Why Do We Put Telescopes in Space
Scientists keep observing and studying various universal phenomena. Radiations that travel through the Earth’s atmosphere play an important part in understanding these processes. However, our atmosphere is very thick and does not let all these radiations pass on to Earth in an entire way. While it is for good that some high-energy radiations do not pass through these atmospheric layers, it becomes difficult to study radiations when they remain confined to the space that surrounds the Earth’s atmosphere. The air in our atmosphere consists of varied types of particles, debris and water vapor that all block these radiations from reaching the Earth’s surface.
There is a lot of interference that happens in the Earth’s atmosphere.
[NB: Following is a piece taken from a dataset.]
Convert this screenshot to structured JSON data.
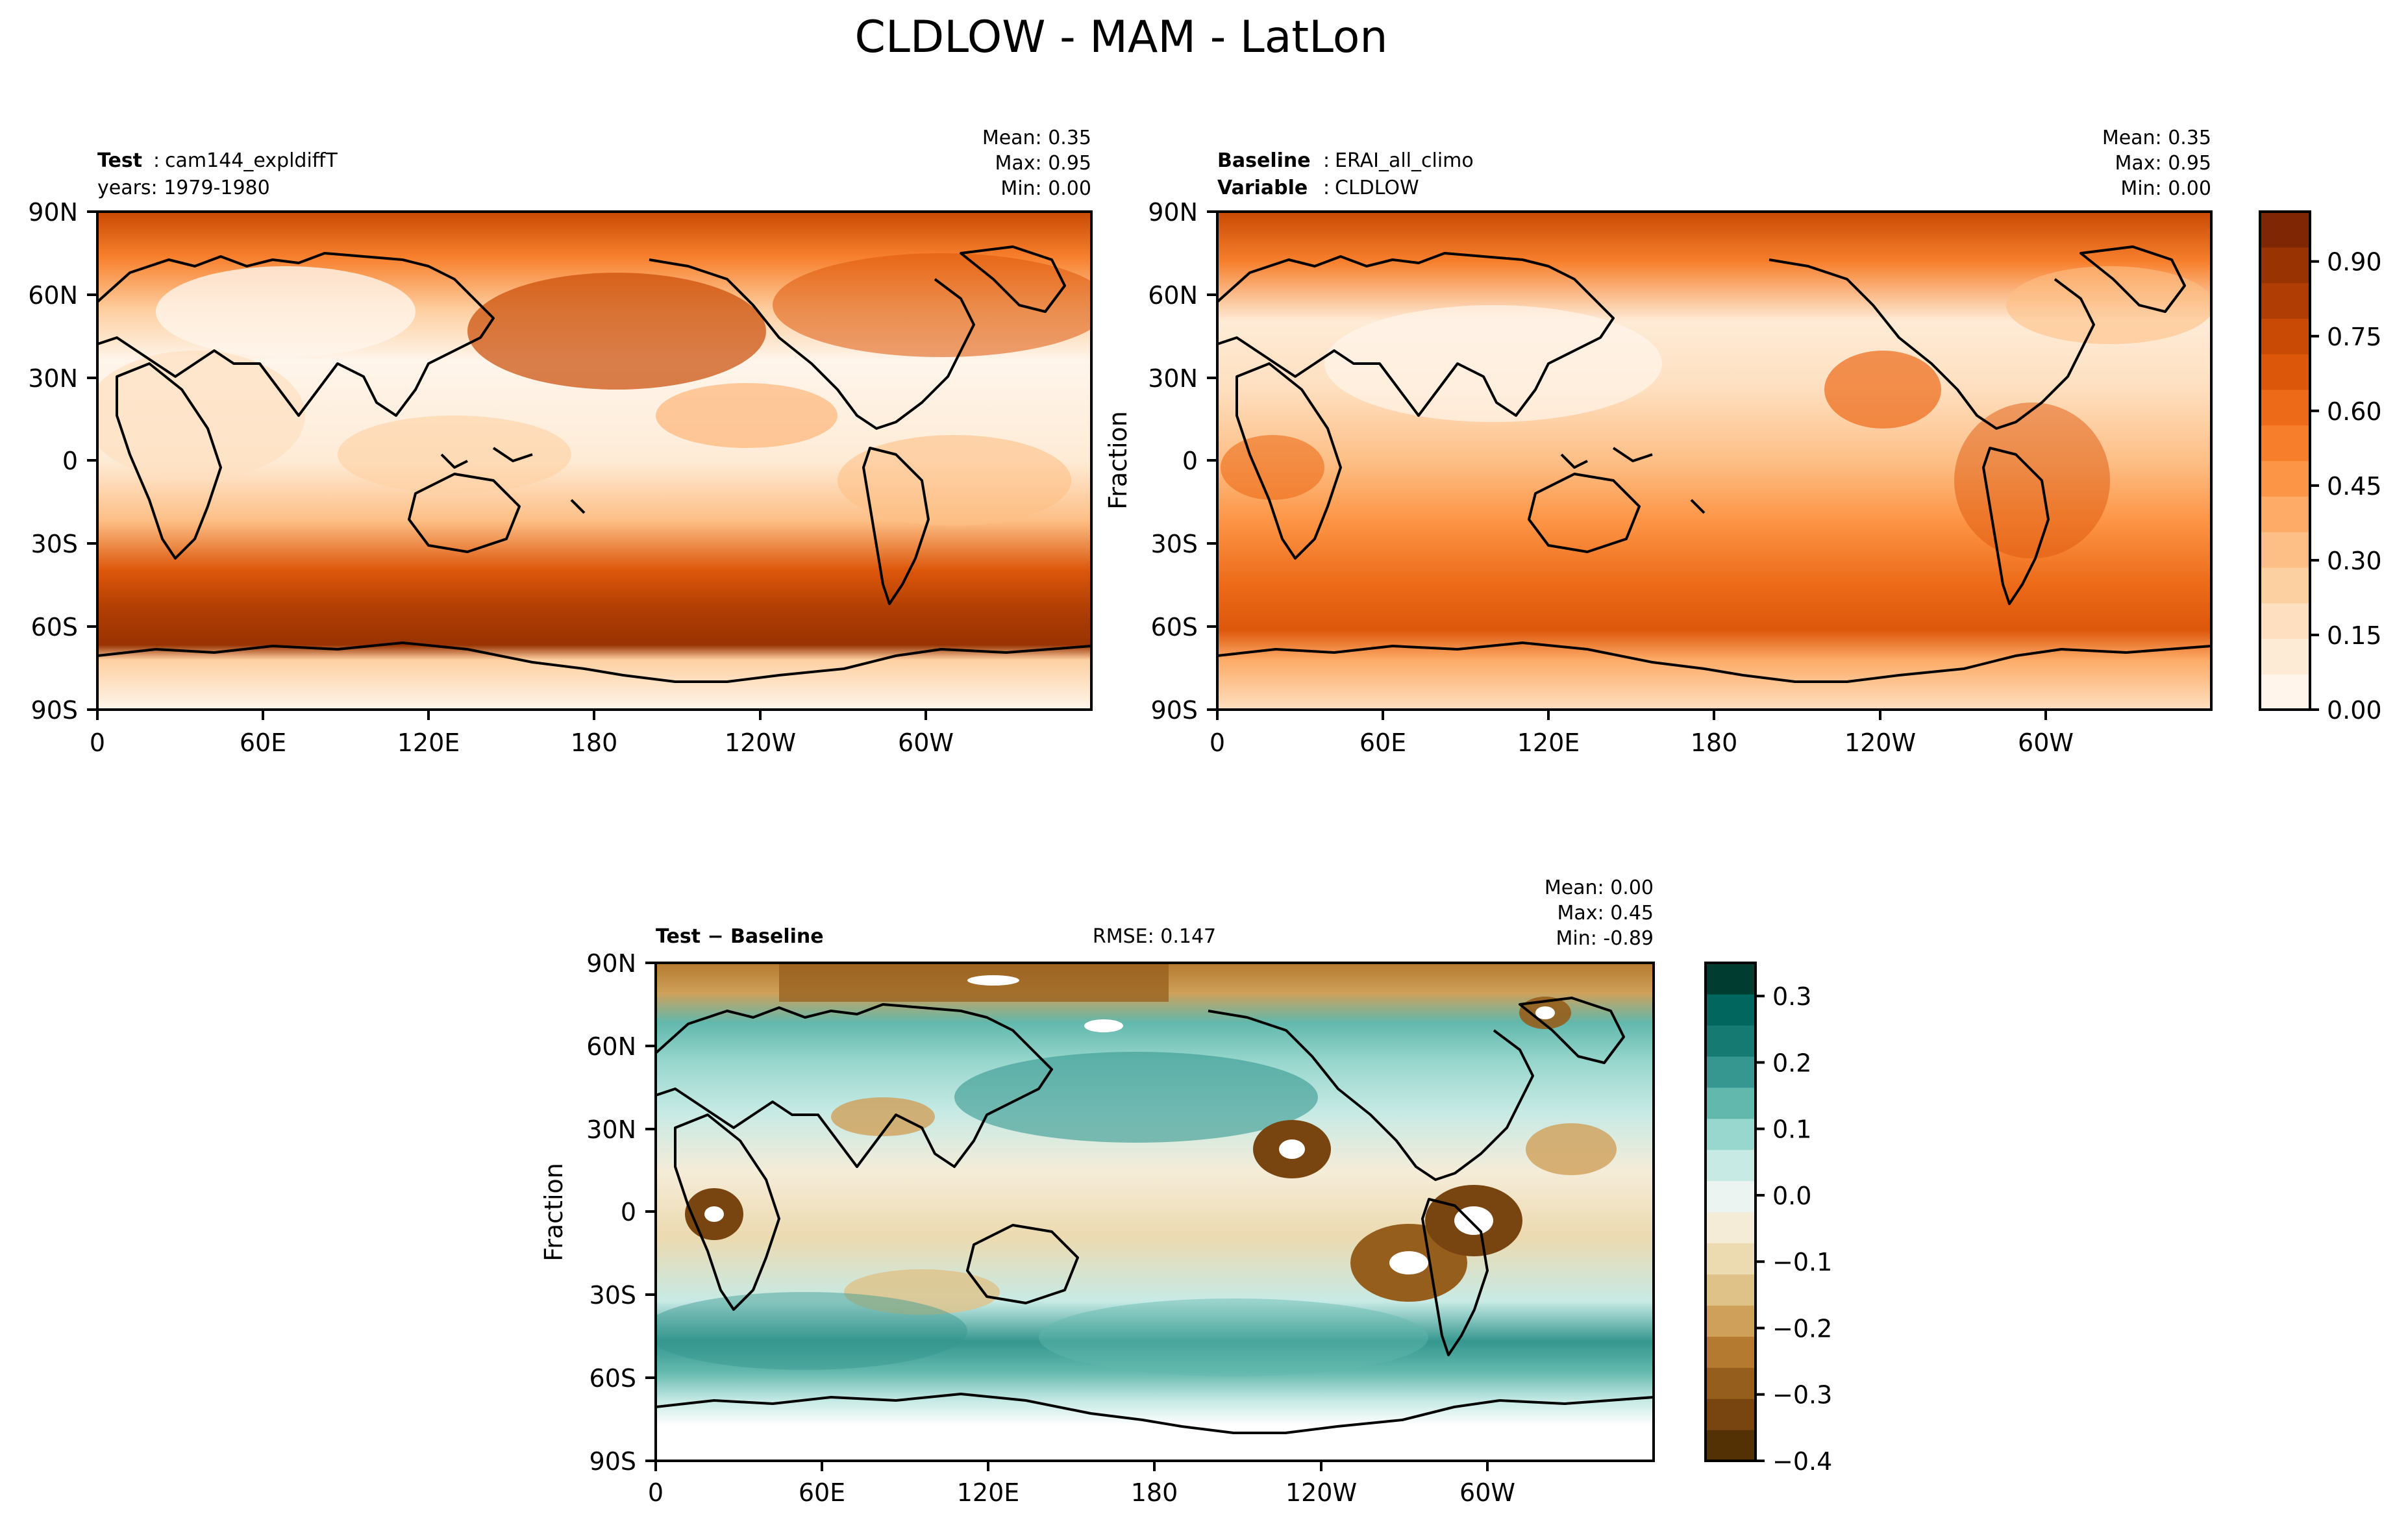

To avoid all this interference and conduct a proper study of various types of radiations, we usually have telescopes placed in space. When scientists conduct long-term studies of the universe, they place telescopes in space that help them avoid clouds and atmospheric pollution. The amazing and complete view of the universe can only be captured by conducting a study in space. In order for all the information to reach us, it is important to setup observatories in space and to place telescopes there.
It all started with Edwin Hubble who placed a telescope in space. Using that telescope, several unknown facts were discovered and we were able to gather a lot of knowledge about space. Thus, it is important to make new discoveries by understanding different scientific phenomena that might be taking place in the upper atmosphere or space. Although scientists have tried to place telescopes on high mountains to conduct atmospheric studies, it is more advantageous to reach the space region directly so all atmospheric distortions could be avoided. With the developing technology, it has also become easier for us to place telescopes in space.